Date: February 23-24, 2013
Series: Fearless Generosity
Message: A Scandalous Generosity
Passage: Luke 17:1-10
INTRODUCTION – 5 MINUTES
When was a time you received some unexpected money (or generous gift) “just in the nick of time”?
Leader note: The objective here is to get your group to start identifying what it means to either be forgiven a debt, have a debt paid – but in a surprising way, or to receive an extravagant gift (like a vacation, or retreat, or even material gift that saved them from having to buy it themselves).
OBSERVATION – 20 MINUTES
Read Luke 17:1-10. What do you learn about fearless forgiver?
Leader note: Have your group talk about who is asking the question, the response, the parable Jesus tells, the whole situation, not just the parable as it will give insight to a bigger picture than just forgiving a certain number of times.
Commentary:
- It’s something we’re supposed to do (in the parable we are compared to the servant)
- Something we should do out of gratitude
- Forgiveness no matter how many times
- 7 times a day
- 7 x 70
- The stakes get bigger each time they come back for forgiveness, it gets harder, and we forgive less
- Requires faith – big faith for forgiving big offense
- Great forgiveness requires great faith
- Forgiveness is for me
- If we don’t forgive we cause others to stumble – Watch out!
- We can rebuke them
- Calling out the truth, the offense, the hurt, the pain (don’t dismiss, but don’t take them out and shoot them.)
There is a scale of rebuking that goes from severe (taking them out and shooting them) and pretending it never happened, or dismissing it all together.
- Rebuke, have to have both truth and grace
- Basis is love – isn’t to be right, find justice, not “we need to agree on the facts”– want loving relationship, heart of reconciliation
What are things people do that requires us to forgive?
- Lie, deceive, steal
- Abuse – take away innocence, dignity, name, value
- Take away relationships
- Disappoint
Why should we forgive?
- Ends the cycle of retribution – change the world
- Intimacy with God
- Radically different way of doing things
- If you don’t you die, bitter root that grows, becomes a cancer
- Doesn’t take fearless generosity to be on either side of the scale
- Releasing the person from the hurt that they’ve caused you
- I relieve my hurt and can release the person from the hurt they’ve caused
UNDERSTANDING – 20 MINUTES
What obstacles keep people from forgiving?
- Been burned before
- Want to be right, vindication, proved right, what’s fair
- Want justice
- There’s pain, sometimes it’s hard to let it go, if I was understood
- Holding forgiveness as a protection
- Sense of power by holding onto forgiveness, lose power when you forgive
- Have to own up to something if you forgive, have to admit your part, be vulnerable,
- Before you forgive you get to be “right”, better than all others,
- already feel small, I have to “admit” they are bigger than me, I will cease to be
APPLICATION – 20 MINUTES
Which one of the obstacles do you struggle with?
Leader note: Look at the list you created in the previous question and talk about one or more than stand between you and forgiving someone who wronged you.
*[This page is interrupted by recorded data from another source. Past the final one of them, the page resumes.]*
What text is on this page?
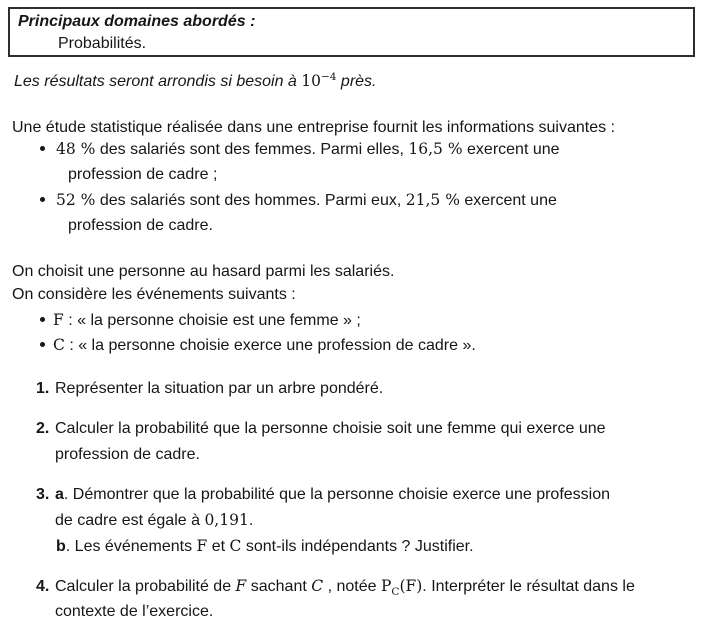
Principaux domaines abordés :
Probabilités.
Les résultats seront arrondis si besoin à $10^{-4}$ près.
Une étude statistique réalisée dans une entreprise fournit les informations suivantes :
48 % des salariés sont des femmes. Parmi elles, 16,5 % exercent une
profession de cadre ;
52 % des salariés sont des hommes. Parmi eux, 21,5 % exercent une
profession de cadre.
On choisit une personne au hasard parmi les salariés.
On considère les événements suivants :
F : « la personne choisie est une femme » ;
C : « la personne choisie exerce une profession de cadre ».
1. Représenter la situation par un arbre pondéré.
2. Calculer la probabilité que la personne choisie soit une femme qui exerce une
profession de cadre.
3. a. Démontrer que la probabilité que la personne choisie exerce une profession
de cadre est égale à 0,191.
b. Les événements F et C sont-ils indépendants ? Justifier.
4. Calculer la probabilité de F sachant C , notée $P_C(F)$. Interpréter le résultat dans le
contexte de l’exercice.
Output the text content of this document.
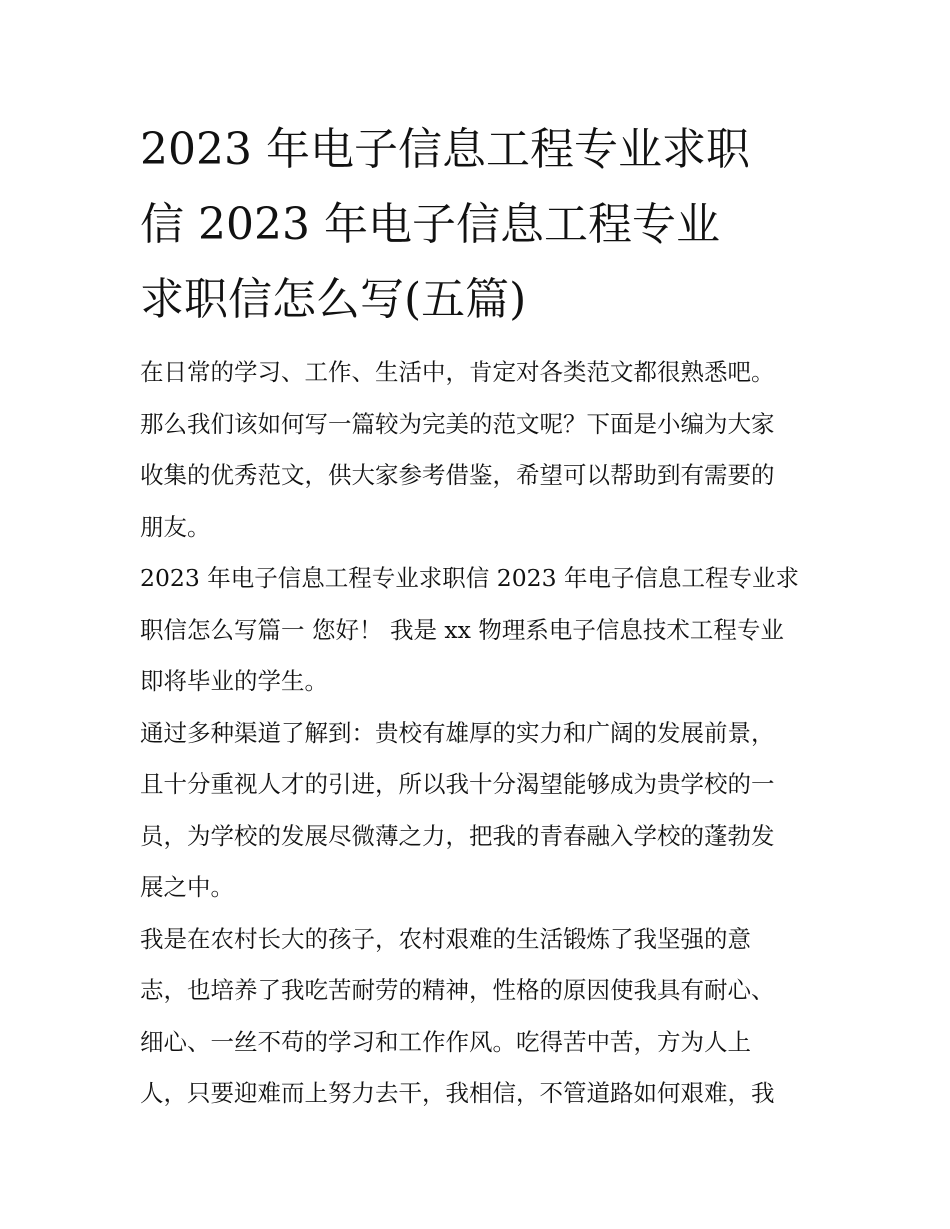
2023 年电子信息工程专业求职
信 2023 年电子信息工程专业
求职信怎么写(五篇)

在日常的学习、工作、生活中，肯定对各类范文都很熟悉吧。
那么我们该如何写一篇较为完美的范文呢？下面是小编为大家
收集的优秀范文，供大家参考借鉴，希望可以帮助到有需要的
朋友。

2023 年电子信息工程专业求职信 2023 年电子信息工程专业求
职信怎么写篇一 您好！ 我是 xx 物理系电子信息技术工程专业
即将毕业的学生。

通过多种渠道了解到：贵校有雄厚的实力和广阔的发展前景，
且十分重视人才的引进，所以我十分渴望能够成为贵学校的一
员，为学校的发展尽微薄之力，把我的青春融入学校的蓬勃发
展之中。

我是在农村长大的孩子，农村艰难的生活锻炼了我坚强的意
志，也培养了我吃苦耐劳的精神，性格的原因使我具有耐心、
细心、一丝不苟的学习和工作作风。吃得苦中苦，方为人上
人，只要迎难而上努力去干，我相信，不管道路如何艰难，我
The previous question may actually have been a tip off to you on people’s obstacles – they may talk about them in the third person when they are really struggling with it themselves.
What would it look like for you to let go of it?
Leader note: One way to think about this would be to consider both parties in the situation. What would the relief to the offender look like? Does it matter? What do you carry around because you can’t, or won’t forgive?
LIVE IT OUT
What would it look like if we said the cycle of not forgiving stops here?